CmdStan 2.26.0 release candidate

rok_cesnovar · January 19, 2021, 7:07pm

I am very happy to announce that the latest release candidate of Cmdstan is now available on Github! This release cycle brings you some new functions, performance improvements and profiling. You can find the release candidate for cmdstan here.

Please test the release candidate with your models and report if you experience any problem. We also kindly invite you to test the new features and provide feedback. If you feel some of the new features could be improved or should be changed before the release, please do not hesitate to comment.

The Stan development team appreciates your time and help in making Stan more efficient while maintaining a high level of reliability.

If everything goes according to plan, the 2.26 version will be released next Tuesday.

Below are some of the highlights of the new release.

New functions

chol2inv(L) - This function is still missing proper documentation but in short it returns the inverse of an input matrix which is a Cholesky factor. It follows the R chol2inv function. Its signature is matrix chol2inv(matrix L).
discrete_range distribution - documentation
generalized_inverse - documentation
linspaced_int_array - documentation
svd_U and svd_V - documentation
symmetrize_from_lower_tri - documentation

Profiling

Users can now profile the execution time of their models using profiling statements as shown in this example:

model {
   matrix[N, N] cov;
   matrix[N, N] L_cov;
   profile("building_cov") {
      cov =   gp_exp_quad_cov(x, alpha, rho)
                        + diag_matrix(rep_vector(sigma, N));
   }
   profile("cholesky_cov"){
      L_cov = cholesky_decompose(cov);
   }   
   profile("priors"){
      rho ~ gamma(25, 4);
      alpha ~ normal(0, 2);
      sigma ~ normal(0, 1);
   }
   profile("likelihood") {
      y ~ multi_normal_cholesky(rep_vector(0, N), L_cov);
   }
}

Stan will report the execution time and memory consumption of automatic differentiation (AD) for the statements in the profile. The two main motivations for using profiling is to identify bottlenecks in a model and to evaluate different approaches for a section of a model.

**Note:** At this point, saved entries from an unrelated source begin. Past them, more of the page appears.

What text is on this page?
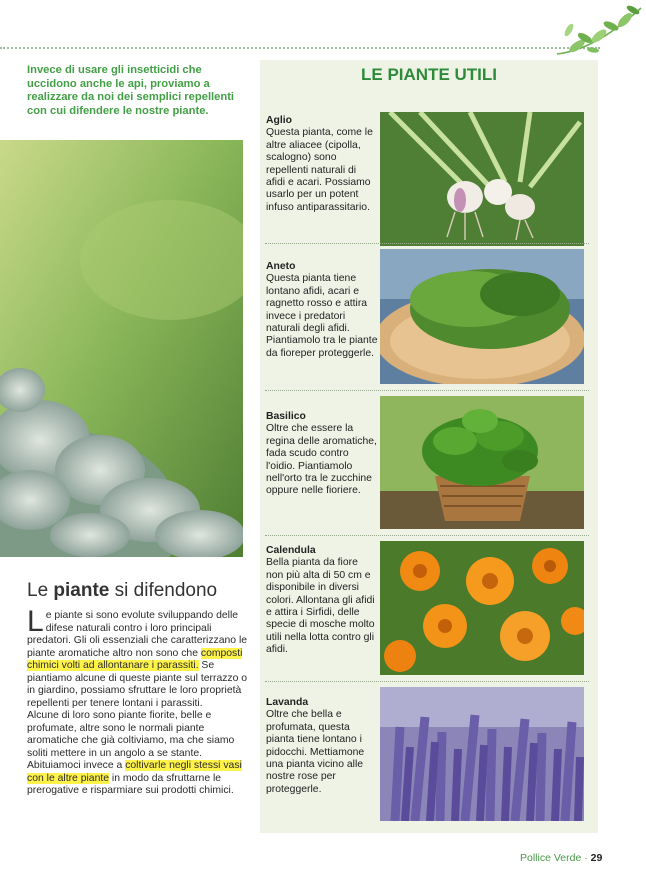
Invece di usare gli insetticidi che uccidono anche le api, proviamo a realizzare da noi dei semplici repellenti con cui difendere le nostre piante.
Le piante si difendono

Le piante si sono evolute sviluppando delle difese naturali contro i loro principali predatori. Gli oli essenziali che caratterizzano le piante aromatiche altro non sono che composti chimici volti ad allontanare i parassiti. Se piantiamo alcune di queste piante sul terrazzo o in giardino, possiamo sfruttare le loro proprietà repellenti per tenere lontani i parassiti.

Alcune di loro sono piante fiorite, belle e profumate, altre sono le normali piante aromatiche che già coltiviamo, ma che siamo soliti mettere in un angolo a se stante.

Abituiamoci invece a coltivarle negli stessi vasi con le altre piante in modo da sfruttarne le prerogative e risparmiare sui prodotti chimici.

LE PIANTE UTILI
Aglio
Questa pianta, come le altre aliacee (cipolla, scalogno) sono repellenti naturali di afidi e acari. Possiamo usarlo per un potent infuso antiparassitario.
Aneto
Questa pianta tiene lontano afidi, acari e ragnetto rosso e attira invece i predatori naturali degli afidi. Piantiamolo tra le piante da fioreper proteggerle.
Basilico
Oltre che essere la regina delle aromatiche, fada scudo contro l'oidio. Piantiamolo nell'orto tra le zucchine oppure nelle fioriere.
Calendula
Bella pianta da fiore non più alta di 50 cm e disponibile in diversi colori. Allontana gli afidi e attira i Sirfidi, delle specie di mosche molto utili nella lotta contro gli afidi.
Lavanda
Oltre che bella e profumata, questa pianta tiene lontano i pidocchi. Mettiamone una pianta vicino alle nostre rose per proteggerle.
Pollice Verde · 29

Without profiling, users had to have a good and deep understanding of the underlying AD implementation in Math for all the functions in order to try and optimize a section of the model using different approaches (using other functions or reduce_sum for example). But even with a deep uderstanding of the AD, it was very hard to measure the effect of a change to a section of the model as the effect was hard to identify in the execution time reported for a model’s overall execution, which can be very noisy due to randomness of sampling as well as input/output.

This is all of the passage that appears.